9. The false explanation that was given by the applicant for its failure to attend the taxation that took place on 4 March 2021 has already been addressed herein above. By giving a false explanation for its default, the applicant has negated any possibility of the court finding that the applicant has given a reasonable explanation for its default or that the application is made bona fide. In addition, even if the applicant had given a reasonable explanation of its default and had shown that its application was made bona fide, the fact that it has not even attempted put up a bona fide defence in its application is fatal, because “a party showing no prospect of success on the merits will fail in an application for rescission of a default judgment against him, no matter how reasonable and convincing the explanation of his default.”3


10. The application accordingly falls to be dismissed.

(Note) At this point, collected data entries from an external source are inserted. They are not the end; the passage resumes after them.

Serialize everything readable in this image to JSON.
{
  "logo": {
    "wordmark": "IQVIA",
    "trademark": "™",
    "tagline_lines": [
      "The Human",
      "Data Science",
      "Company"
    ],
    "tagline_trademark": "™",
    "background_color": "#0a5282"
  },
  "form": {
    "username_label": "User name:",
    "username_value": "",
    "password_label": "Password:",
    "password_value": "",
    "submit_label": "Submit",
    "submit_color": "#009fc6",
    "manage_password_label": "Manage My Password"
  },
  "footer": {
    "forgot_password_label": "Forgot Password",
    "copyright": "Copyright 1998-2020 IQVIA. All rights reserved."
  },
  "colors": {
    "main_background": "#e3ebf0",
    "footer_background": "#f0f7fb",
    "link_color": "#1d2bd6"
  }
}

11. In argument counsel for the respondent sought a cost order against the applicant on the attorney and own client scale. In answer to a query from the court counsel for the respondent readily conceded that it did not give notice to the applicant that it would be seeking such a cost order against the applicant, whether in its answering affidavit or otherwise. Absent any such notice, the court is not inclined to award costs against the applicant on the attorney and own client scale.


12. Costs should, however, follow the cause and the respondent is thus entitled to a cost order against the applicant. This cost order will be on the party and party scale.


13. Taking all of the circumstances into account, the party and party cost award to the respondent falls to awarded on Scale C in terms of Rule 69A.


14. In the result I make the following order:


14.1 The application is dismissed.


14.2 The applicant is to pay the respondent’s costs on the party and party scale, and on Scale C in terms of Rule 69A.



______________________________

CP WESLEY

ACTING JUDGE OF THE HIGH COURT

GAUTENG DIVISION, PRETORIA



Appearances

For applicant: No appearance

For the respondent: SG Maritz SC

instructed by Strauss Daly Attorneys

Date heard: 21 May 2024

Date of Judgment: 13 June 2024

2 2003 (6) SA 1 (SCA) at para 11.

3 Chetty v Law Society, Transvaal (1985) 2 SA 756 (A) at 765 D-E.